Jack Skahan

Personal information
- Full name: John Skahan
- Date of birth: February 7, 1998 (age 28)
- Place of birth: Memphis, Tennessee, US
- Height: 5 ft 10 in (1.78 m)
- Position: Midfielder

Team information
- Current team: San Jose Earthquakes
- Number: 16

Youth career
- 0000–2015: Philadelphia Union

College career
- Years: Team / Apps / (Gls)
- 2016–2019: North Carolina Tar Heels / 71 / (12)

Senior career*
- Years: Team / Apps / (Gls)
- 2016: Memphis City FC /  / (1)
- 2017: Wilmington Hammerheads / 9 / (1)
- 2018: San Francisco City FC / 3 / (0)
- 2019: North Carolina FC U23 / 1 / (0)
- 2020–: San Jose Earthquakes / 63 / (3)
- 2020: → Reno 1868 (loan) / 1 / (1)
- 2022–: San Jose Earthquakes II / 4 / (2)

= Jack Skahan =

American soccer player (born 1998)

John "Jack" Skahan (born February 7, 1998) is an American professional soccer player who plays as a midfielder for Major League Soccer club San Jose Earthquakes.

==Career==
===Youth, college, and amateur===
Skahan played with the Philadelphia Union academy, and later as an amateur player in the National Premier Soccer League with Memphis City FC.

Skahan went on to play four years of college soccer at the University of North Carolina at Chapel Hill between 2016 and 2019, making a total of 71 appearances, scoring 12 goals and tallying 12 assists.

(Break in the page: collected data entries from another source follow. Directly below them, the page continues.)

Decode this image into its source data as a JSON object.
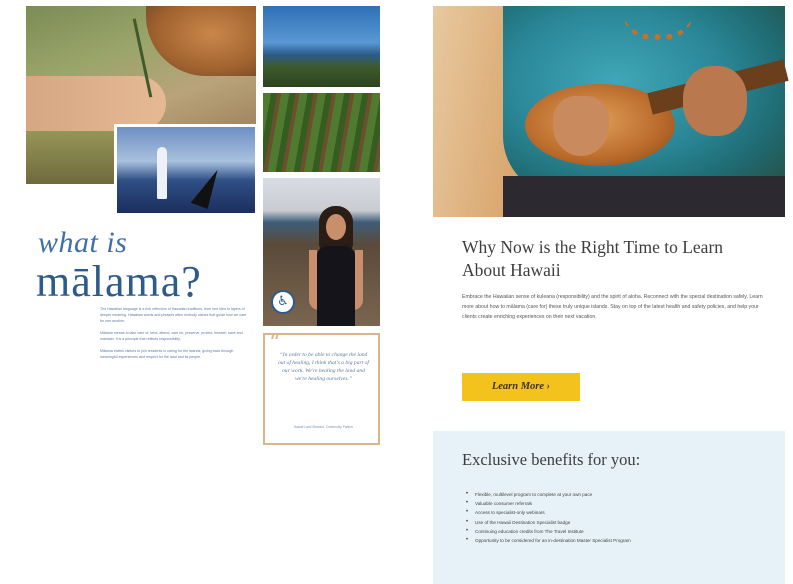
{
  "left_page": {
    "heading_line1": "what is",
    "heading_line2": "mālama?",
    "body_paragraphs": [
      "The Hawaiian language is a rich reflection of Hawaiian traditions, from one idea to layers of deeper meaning. Hawaiian words and phrases often embody values that guide how we care for one another.",
      "Mālama means to take care of, tend, attend, care for, preserve, protect, beware, save and maintain. It is a principle that reflects responsibility.",
      "Mālama invites visitors to join residents in caring for the islands, giving back through meaningful experiences and respect for the land and its people."
    ],
    "quote": {
      "mark": "“",
      "text": "“In order to be able to change the land out of healing, I think that's a big part of our work. We're healing the land and we're healing ourselves.”",
      "attribution": "Hawaii Land Steward, Community Partner"
    },
    "photo_badge_icon": "accessibility-icon",
    "photo_badge_glyph": "♿"
  },
  "right_page": {
    "section1": {
      "title": "Why Now is the Right Time to Learn About Hawaii",
      "body": "Embrace the Hawaiian sense of kuleana (responsibility) and the spirit of aloha. Reconnect with the special destination safely. Learn more about how to mālama (care for) these truly unique islands. Stay on top of the latest health and safety policies, and help your clients create enriching experiences on their next vacation.",
      "button_label": "Learn More ›"
    },
    "section2": {
      "title": "Exclusive benefits for you:",
      "items": [
        "Flexible, multilevel program to complete at your own pace",
        "Valuable consumer referrals",
        "Access to specialist-only webinars",
        "Use of the Hawaii Destination Specialist badge",
        "Continuing education credits from The Travel Institute",
        "Opportunity to be considered for an in-destination Master Specialist Program"
      ]
    },
    "colors": {
      "button": "#f4c21d",
      "benefits_bg": "#e6f1f8",
      "heading_blue": "#2d5b8c"
    }
  }
}
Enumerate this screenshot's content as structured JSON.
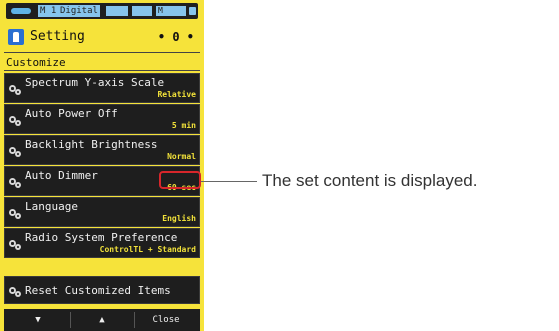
{
  "status_bar": {
    "mode": "M 1",
    "type": "Digital",
    "memory": "M"
  },
  "header": {
    "title": "Setting",
    "page_indicator": "• 0 •",
    "icon": "setting-icon"
  },
  "section": {
    "title": "Customize"
  },
  "menu": {
    "items": [
      {
        "label": "Spectrum Y-axis Scale",
        "value": "Relative"
      },
      {
        "label": "Auto Power Off",
        "value": "5 min"
      },
      {
        "label": "Backlight Brightness",
        "value": "Normal"
      },
      {
        "label": "Auto Dimmer",
        "value": "60 sec"
      },
      {
        "label": "Language",
        "value": "English"
      },
      {
        "label": "Radio System Preference",
        "value": "ControlTL + Standard"
      }
    ],
    "reset_label": "Reset Customized Items"
  },
  "nav": {
    "down": "▼",
    "up": "▲",
    "close": "Close"
  },
  "annotation": {
    "text": "The set content is displayed."
  },
  "colors": {
    "screen_background": "#f6e33a",
    "item_background": "#1e1e1e",
    "value_text": "#f2e23a",
    "highlight": "#d7262b",
    "status_accent": "#86c4ec"
  }
}
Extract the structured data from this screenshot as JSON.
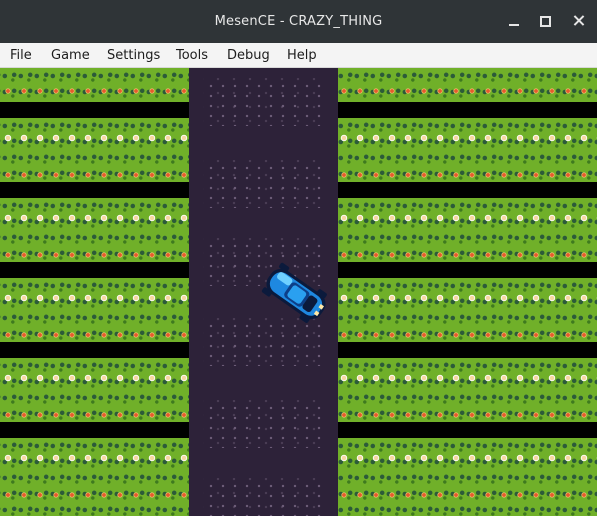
{
  "window": {
    "title": "MesenCE - CRAZY_THING",
    "controls": [
      "minimize-icon",
      "maximize-icon",
      "close-icon"
    ]
  },
  "menu": {
    "items": [
      "File",
      "Game",
      "Settings",
      "Tools",
      "Debug",
      "Help"
    ]
  },
  "game": {
    "colors": {
      "grass": "#70b029",
      "grass_dark": "#2c5b39",
      "road": "#2d2239",
      "car_body": "#1e88e0",
      "car_outline": "#0b1a3c",
      "separator": "#000000"
    },
    "sprites": [
      "car-sprite",
      "grass-tile",
      "road-tile",
      "flower-tile"
    ]
  }
}
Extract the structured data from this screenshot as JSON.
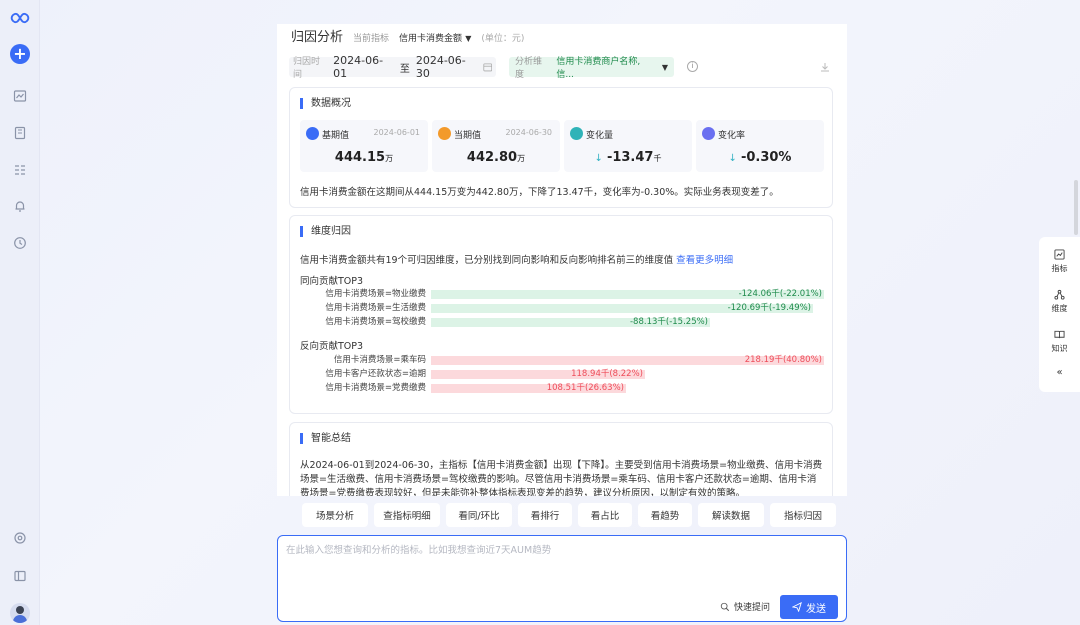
{
  "colors": {
    "accent": "#3a6cf6",
    "positive": "#1f8b4c",
    "negative": "#ee4d5a"
  },
  "sidebar": {
    "icons": [
      "logo-icon",
      "new-chat-icon",
      "chart-icon",
      "book-icon",
      "table-icon",
      "bell-icon",
      "clock-icon",
      "settings-icon",
      "layout-icon",
      "avatar"
    ]
  },
  "header": {
    "title": "归因分析",
    "metric_label": "当前指标",
    "metric_value": "信用卡消费金额",
    "unit": "(单位：元)"
  },
  "filters": {
    "date_label": "归因时间",
    "start_date": "2024-06-01",
    "to": "至",
    "end_date": "2024-06-30",
    "dim_label": "分析维度",
    "dim_value": "信用卡消费商户名称,信..."
  },
  "overview": {
    "title": "数据概况",
    "kpis": [
      {
        "label": "基期值",
        "date": "2024-06-01",
        "value": "444.15",
        "unit": "万",
        "arrow": "",
        "color": "#3a6cf6"
      },
      {
        "label": "当期值",
        "date": "2024-06-30",
        "value": "442.80",
        "unit": "万",
        "arrow": "",
        "color": "#f39a2b"
      },
      {
        "label": "变化量",
        "date": "",
        "value": "-13.47",
        "unit": "千",
        "arrow": "↓",
        "color": "#2fb3b8"
      },
      {
        "label": "变化率",
        "date": "",
        "value": "-0.30%",
        "unit": "",
        "arrow": "↓",
        "color": "#6a6ff0"
      }
    ],
    "summary": "信用卡消费金额在这期间从444.15万变为442.80万，下降了13.47千，变化率为-0.30%。实际业务表现变差了。"
  },
  "dimension": {
    "title": "维度归因",
    "desc": "信用卡消费金额共有19个可归因维度，已分别找到同向影响和反向影响排名前三的维度值",
    "more_link": "查看更多明细",
    "positive_title": "同向贡献TOP3",
    "negative_title": "反向贡献TOP3",
    "positive": [
      {
        "label": "信用卡消费场景=物业缴费",
        "text": "-124.06千(-22.01%)",
        "fraction": 1.0
      },
      {
        "label": "信用卡消费场景=生活缴费",
        "text": "-120.69千(-19.49%)",
        "fraction": 0.973
      },
      {
        "label": "信用卡消费场景=驾校缴费",
        "text": "-88.13千(-15.25%)",
        "fraction": 0.71
      }
    ],
    "negative": [
      {
        "label": "信用卡消费场景=乘车码",
        "text": "218.19千(40.80%)",
        "fraction": 1.0
      },
      {
        "label": "信用卡客户还款状态=逾期",
        "text": "118.94千(8.22%)",
        "fraction": 0.545
      },
      {
        "label": "信用卡消费场景=党费缴费",
        "text": "108.51千(26.63%)",
        "fraction": 0.497
      }
    ]
  },
  "ai_summary": {
    "title": "智能总结",
    "text": "从2024-06-01到2024-06-30，主指标【信用卡消费金额】出现【下降】。主要受到信用卡消费场景=物业缴费、信用卡消费场景=生活缴费、信用卡消费场景=驾校缴费的影响。尽管信用卡消费场景=乘车码、信用卡客户还款状态=逾期、信用卡消费场景=党费缴费表现较好，但是未能弥补整体指标表现变差的趋势，建议分析原因，以制定有效的策略。"
  },
  "actions": [
    "场景分析",
    "查指标明细",
    "看同/环比",
    "看排行",
    "看占比",
    "看趋势",
    "解读数据",
    "指标归因"
  ],
  "input": {
    "placeholder": "在此输入您想查询和分析的指标。比如我想查询近7天AUM趋势",
    "quick_word": "快速提问",
    "send": "发送"
  },
  "right_toolbar": [
    "指标",
    "维度",
    "知识"
  ]
}
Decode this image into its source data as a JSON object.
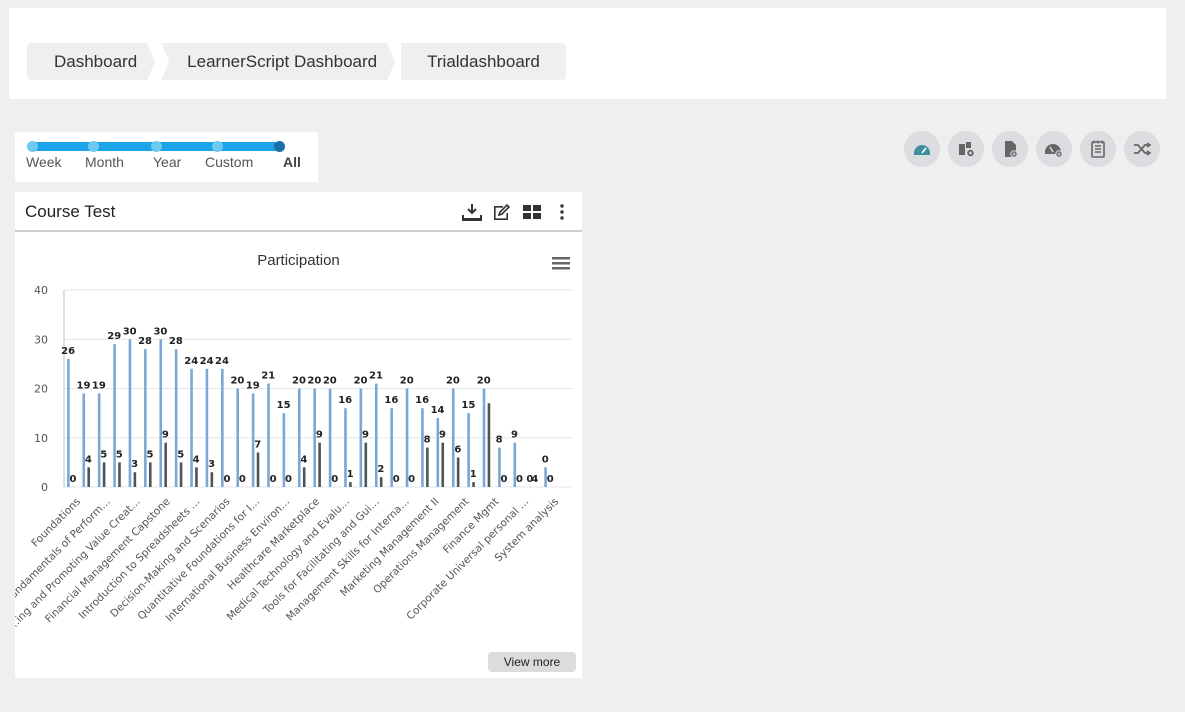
{
  "breadcrumb": {
    "items": [
      {
        "label": "Dashboard"
      },
      {
        "label": "LearnerScript Dashboard"
      },
      {
        "label": "Trialdashboard"
      }
    ]
  },
  "range_filter": {
    "options": [
      "Week",
      "Month",
      "Year",
      "Custom",
      "All"
    ],
    "selected": "All"
  },
  "toolbar": {
    "icons": [
      "dashboard-gauge-icon",
      "add-widget-icon",
      "add-report-icon",
      "add-dashboard-icon",
      "schedule-notes-icon",
      "shuffle-icon"
    ],
    "active_color": "#3e8fa0"
  },
  "report": {
    "title": "Course Test",
    "view_more": "View more"
  },
  "chart_data": {
    "type": "bar",
    "title": "Participation",
    "ylim": [
      0,
      40
    ],
    "yticks": [
      0,
      10,
      20,
      30,
      40
    ],
    "grid": true,
    "colors": [
      "#7ba7d7",
      "#4d5558"
    ],
    "category_labels": [
      "Foundations",
      "Fundamentals of Perform…",
      "...ing and Promoting Value Creat…",
      "Financial Management Capstone",
      "Introduction to Spreadsheets …",
      "Decision-Making and Scenarios",
      "Quantitative Foundations for I…",
      "International Business Environ…",
      "Healthcare Marketplace",
      "Medical Technology and Evalu…",
      "Tools for Facilitating and Gui…",
      "Management Skills for Interna…",
      "Marketing Management II",
      "Operations Management",
      "Finance Mgmt",
      "Corporate Universal personal …",
      "System analysis"
    ],
    "series": [
      {
        "values": [
          26,
          19,
          19,
          29,
          30,
          28,
          30,
          28,
          24,
          24,
          24,
          20,
          19,
          21,
          15,
          20,
          20,
          20,
          16,
          20,
          21,
          16,
          20,
          16,
          14,
          20,
          15,
          20,
          8,
          9,
          0,
          4,
          0
        ]
      },
      {
        "values": [
          0,
          4,
          5,
          5,
          3,
          5,
          9,
          5,
          4,
          3,
          0,
          0,
          7,
          0,
          0,
          4,
          9,
          0,
          1,
          9,
          2,
          0,
          0,
          8,
          9,
          6,
          1,
          17,
          0,
          0,
          0,
          0,
          0
        ]
      }
    ],
    "data_labels": [
      "26",
      "0",
      "19",
      "4",
      "19",
      "5",
      "29",
      "5",
      "30",
      "3",
      "28",
      "5",
      "30",
      "9",
      "28",
      "5",
      "24",
      "4",
      "24",
      "3",
      "24",
      "0",
      "20",
      "0",
      "19",
      "7",
      "21",
      "0",
      "15",
      "0",
      "20",
      "4",
      "20",
      "9",
      "20",
      "0",
      "16",
      "1",
      "20",
      "9",
      "21",
      "2",
      "16",
      "0",
      "20",
      "0",
      "16",
      "8",
      "14",
      "9",
      "20",
      "6",
      "15",
      "1",
      "20",
      "",
      "8",
      "0",
      "9",
      "0",
      "0",
      "4",
      "0",
      "0"
    ]
  }
}
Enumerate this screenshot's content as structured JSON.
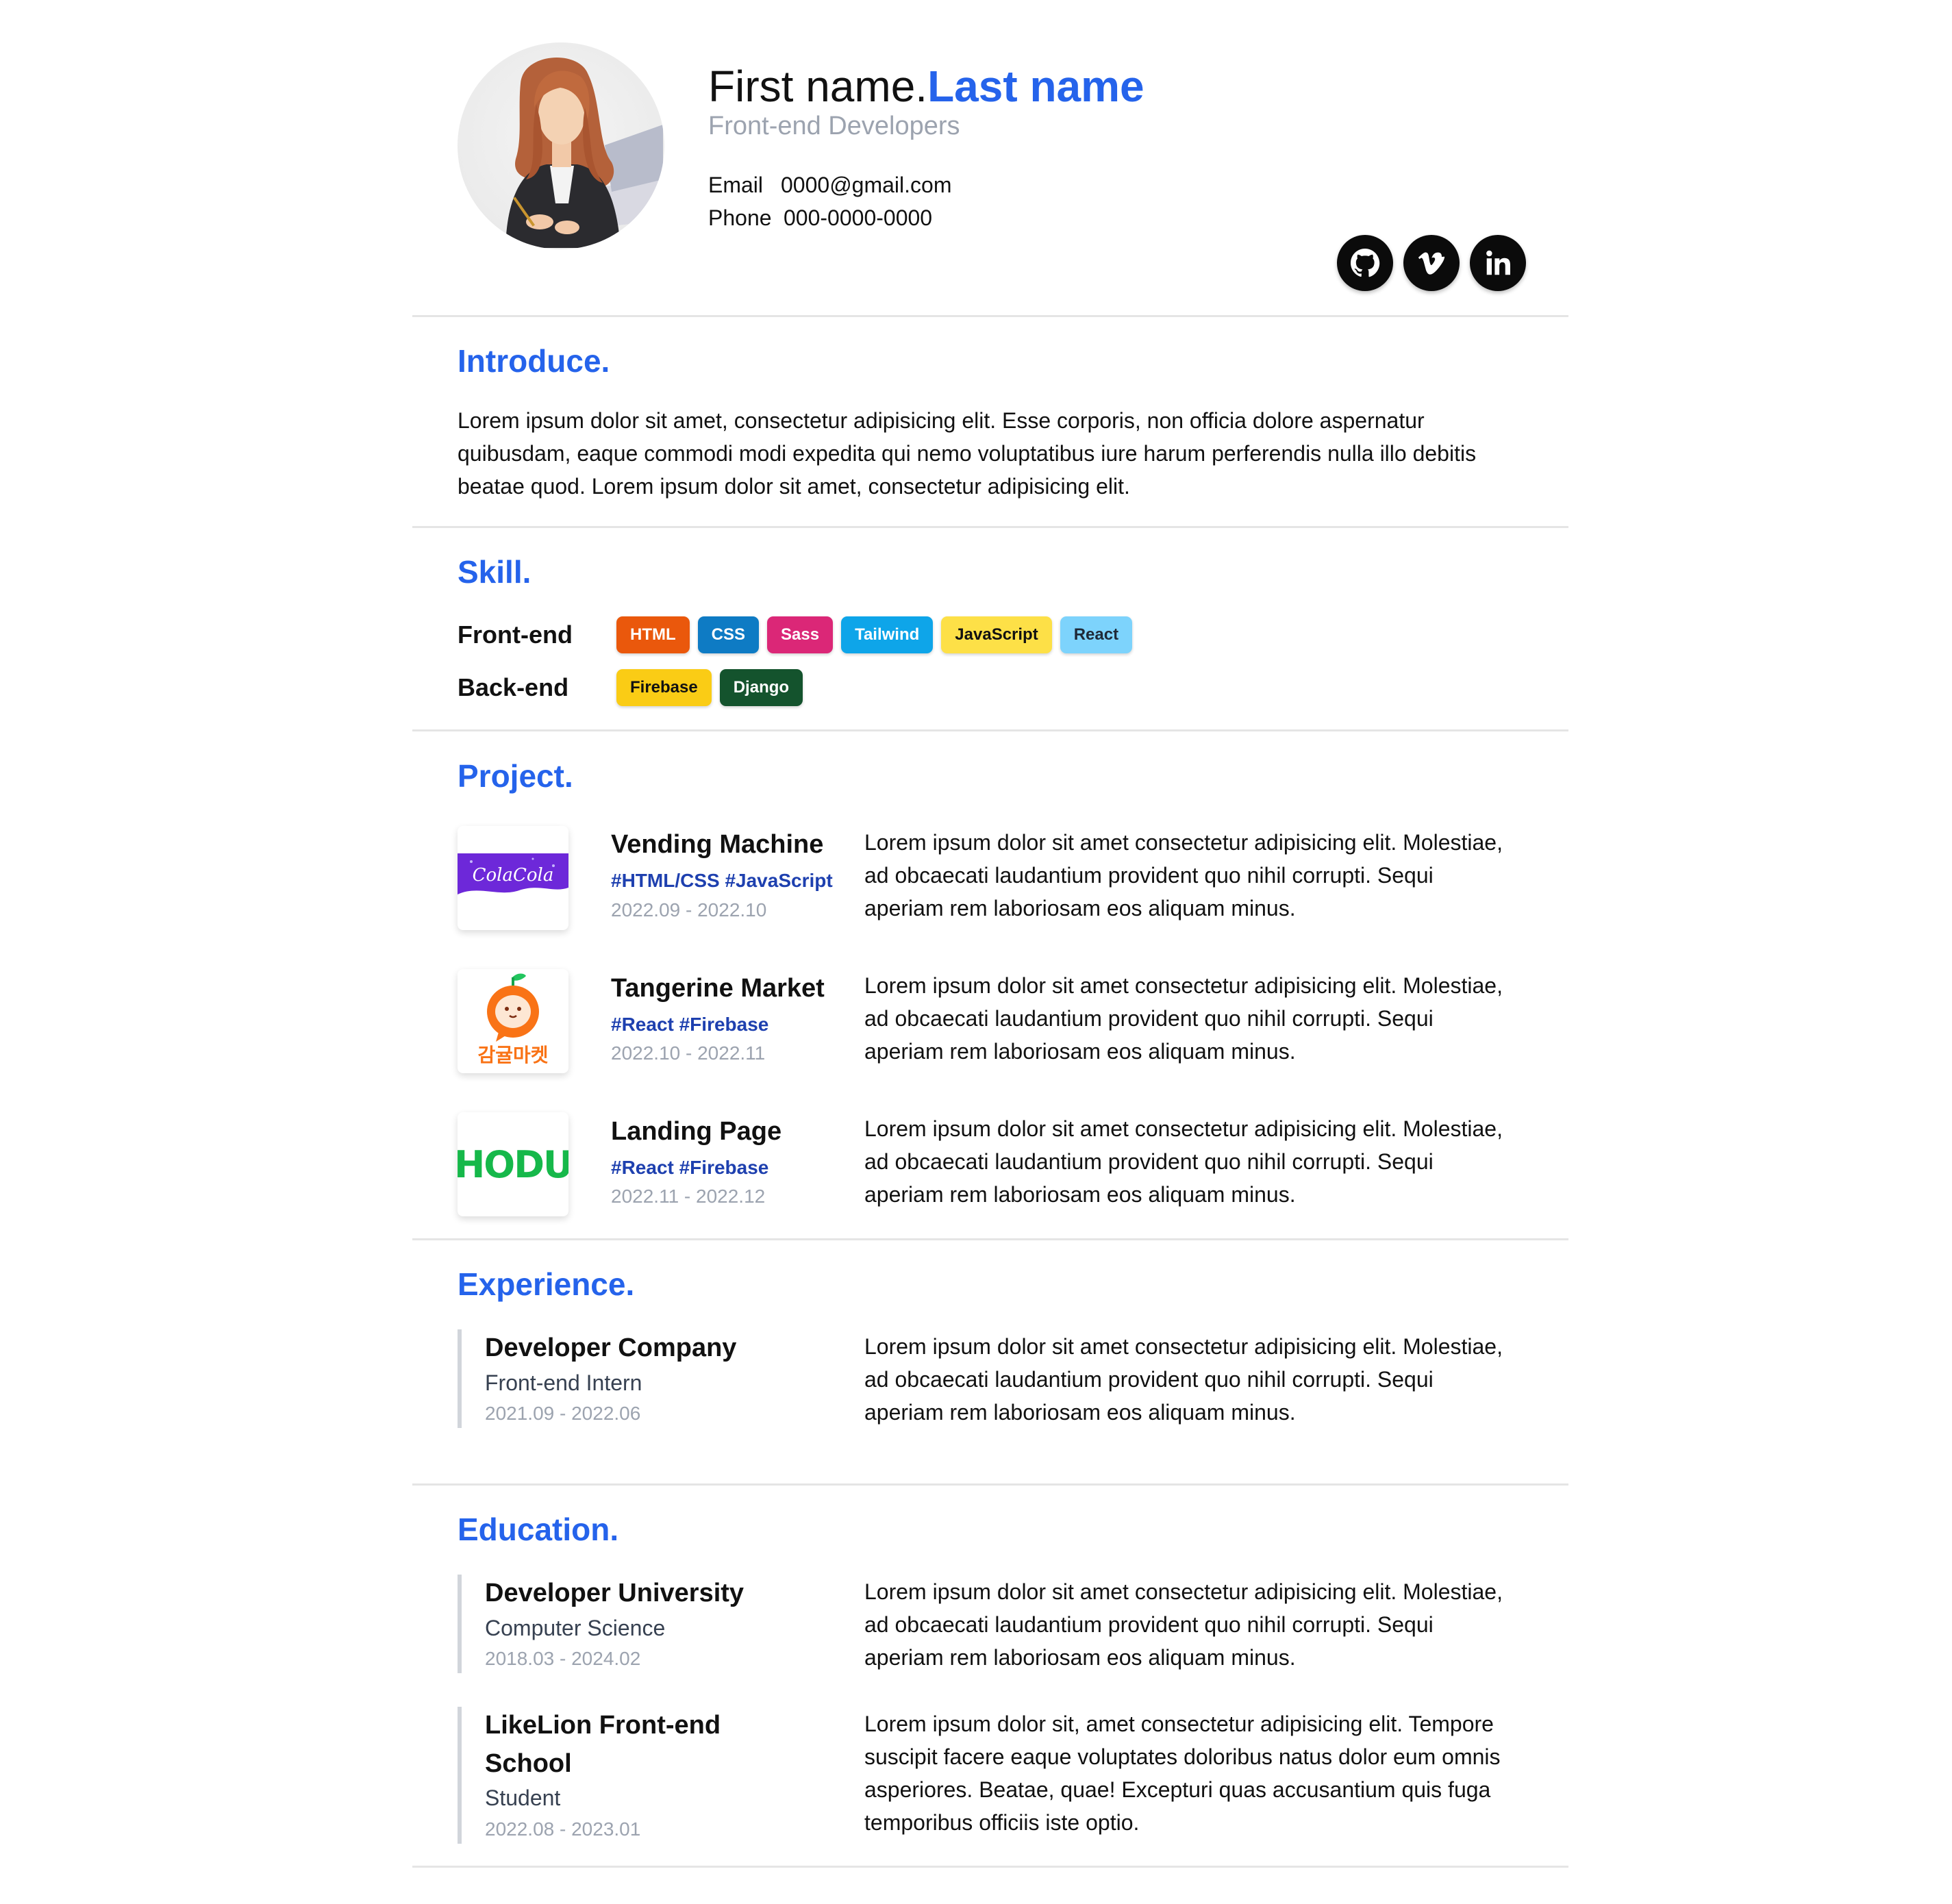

While at college, Skahan appeared for USL League Two sides Wilmington Hammerheads, San Francisco City FC and North Carolina FC U23.

===Professional===
Skahan was selected by the San Jose Earthquakes with the 27th pick in the second round of the 2020 MLS SuperDraft. In February 2020, the Earthquakes signed Skahan to a multi-year contract.